I calciatori smettono di giocare nell'età in cui un adulto non troppo fortunato sta ancora cercando lavoro. Hanno tempo davanti e, se sono stati bravi, soldi a disposizione per reinventarsi. Non sempre è facile, perché vivere di rendita è ozioso e privo di gratificazioni (sì, ora l'obiezione sarebbe che l'adulto non troppo fortunato di prima vorrebbe poter aver problemi del genere, ma è invece una credibile questione di prospettiva) e perché il richiamo fanciullesco del campo, dove fino al momento del ritiro un giocatore ha passato l'intera vita, spinge a provarle tutte per restare in quel mondo, con un ruolo dirigenziale, tecnico, come opinionista o qualsiasi cosa che non apra il cancello dell'unico recinto conosciuto.

Poi, invece, c'è chi costruisce il secondo tempo della sua vita aprendosi ad altre professioni, cercando un lato imprenditoriale di sé. E la ristorazione è un settore che finisce per essere spesso il più coinvolgente. Forse è una conseguenza: chi ha vissuto una bella vita da frequentatore di ristoranti di tendenza, quando smette di giocare vuole continuare a viverla, va bene anche dall'altra parte della barricata.

Oppure è una specie di sindrome della capanna, ma dolce: il ristorante, per un calciatore, è anche una stanza aggiuntiva di casa propria, quando non sa dove andare in una città che non è la sua, quando ha bisogno di un posto tranquillo, di un amico (spesso il ristoratore) che lo ascolti.

La storia dei calciatori che decidono di servire a tavola è una storia di idee, visioni, pazzie, investimenti rientrati, sfizi o anche fallimenti. Ci provano in molti, pure i fuoriclasse, che certo con i gol hanno guadagnato molto di più, ma con la gola male non se la passano.

Il titolare è testimonial

Gli investimenti di solito si fanno all'apice della carriera, quando ci sono contatti, rapporti facilitati con l'esterno, sponsor personali e anche una maggiore disponibilità economica. Il calciatore prepara il terreno per dopo, ma soprattutto sa che in quel momento ha un appeal maggiore, può sfruttare la notorietà. E la fama del proprietario servirà quanto la fame degli avventori.

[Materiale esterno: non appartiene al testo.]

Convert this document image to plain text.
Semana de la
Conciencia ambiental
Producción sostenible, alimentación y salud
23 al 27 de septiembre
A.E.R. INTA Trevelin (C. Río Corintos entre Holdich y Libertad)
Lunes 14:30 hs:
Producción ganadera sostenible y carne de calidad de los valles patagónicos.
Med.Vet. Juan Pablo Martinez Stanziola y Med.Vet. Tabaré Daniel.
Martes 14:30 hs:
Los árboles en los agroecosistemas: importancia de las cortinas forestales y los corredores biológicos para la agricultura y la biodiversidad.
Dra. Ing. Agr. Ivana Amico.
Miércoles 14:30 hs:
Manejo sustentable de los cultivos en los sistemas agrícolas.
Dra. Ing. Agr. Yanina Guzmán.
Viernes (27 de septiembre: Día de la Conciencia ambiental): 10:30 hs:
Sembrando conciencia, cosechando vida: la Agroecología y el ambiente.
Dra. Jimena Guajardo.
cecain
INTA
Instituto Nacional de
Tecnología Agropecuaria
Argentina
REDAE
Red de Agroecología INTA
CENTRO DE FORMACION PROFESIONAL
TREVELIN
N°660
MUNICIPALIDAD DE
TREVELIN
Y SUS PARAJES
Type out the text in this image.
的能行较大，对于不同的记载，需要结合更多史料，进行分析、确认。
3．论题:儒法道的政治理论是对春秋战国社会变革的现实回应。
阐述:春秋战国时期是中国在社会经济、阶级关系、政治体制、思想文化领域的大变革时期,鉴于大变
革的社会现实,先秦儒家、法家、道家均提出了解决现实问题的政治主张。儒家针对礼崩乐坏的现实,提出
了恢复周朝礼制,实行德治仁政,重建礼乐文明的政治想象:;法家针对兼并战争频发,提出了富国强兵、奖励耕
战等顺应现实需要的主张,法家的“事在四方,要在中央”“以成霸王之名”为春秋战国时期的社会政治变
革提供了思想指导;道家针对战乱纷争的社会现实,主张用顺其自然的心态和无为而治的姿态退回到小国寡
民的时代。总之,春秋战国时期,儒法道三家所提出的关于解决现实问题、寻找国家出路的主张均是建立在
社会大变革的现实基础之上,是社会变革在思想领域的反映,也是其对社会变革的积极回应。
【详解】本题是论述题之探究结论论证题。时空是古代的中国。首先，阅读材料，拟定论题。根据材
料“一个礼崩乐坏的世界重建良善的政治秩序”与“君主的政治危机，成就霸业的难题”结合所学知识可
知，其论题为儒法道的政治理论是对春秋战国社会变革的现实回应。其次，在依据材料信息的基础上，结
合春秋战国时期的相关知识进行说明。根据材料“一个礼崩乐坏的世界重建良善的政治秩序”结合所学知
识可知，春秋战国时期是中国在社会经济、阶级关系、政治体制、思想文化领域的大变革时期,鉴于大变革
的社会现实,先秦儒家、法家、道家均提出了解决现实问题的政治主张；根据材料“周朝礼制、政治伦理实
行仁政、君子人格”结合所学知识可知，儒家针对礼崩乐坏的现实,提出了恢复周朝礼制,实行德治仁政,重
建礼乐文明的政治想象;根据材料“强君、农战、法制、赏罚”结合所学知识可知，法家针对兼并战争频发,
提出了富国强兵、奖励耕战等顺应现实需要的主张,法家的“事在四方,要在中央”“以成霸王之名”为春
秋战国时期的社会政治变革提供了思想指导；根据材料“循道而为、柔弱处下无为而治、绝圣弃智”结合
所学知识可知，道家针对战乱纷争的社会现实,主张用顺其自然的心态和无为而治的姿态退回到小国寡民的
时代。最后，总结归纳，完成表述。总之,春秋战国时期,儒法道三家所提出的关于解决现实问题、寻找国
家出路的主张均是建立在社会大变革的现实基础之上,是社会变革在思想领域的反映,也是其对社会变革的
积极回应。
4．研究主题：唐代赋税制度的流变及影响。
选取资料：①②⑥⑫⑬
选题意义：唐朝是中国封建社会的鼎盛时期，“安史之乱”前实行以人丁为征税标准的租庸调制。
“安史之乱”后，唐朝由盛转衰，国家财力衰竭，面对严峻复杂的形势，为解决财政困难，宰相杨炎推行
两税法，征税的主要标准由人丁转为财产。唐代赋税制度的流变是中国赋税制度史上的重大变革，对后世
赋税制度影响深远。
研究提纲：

Javier Zanetti, ad esempio, ex capitano e ora vicepresidente dell'Inter, del suo ristorante milanese (fondato con Esteban Cambiasso) è anche un'attrazione: nella presentazione che si trova sul sito del locale c'è un amo lanciato a tifosi e appassionati, ovvero «la possibilità, per chi è fortunato, di incontrare il Capitano».

Il ristorante, in zona Brera a Milano, si chiama il “Botinero”, deriva da botinas che in argentino vuol dire scarpe, stivali e ha a che fare con ciò che si vede entrando nel ristorante, tra scarpe (appunto) di vari compagni d'avventura di Zanetti, fasce da capitano, maglie di squadre, fotografie di calciatori e tutto quello che fa pensare che se sei un cliente affamato potresti trovarti bene, se sei un innamorato del calcio, pure.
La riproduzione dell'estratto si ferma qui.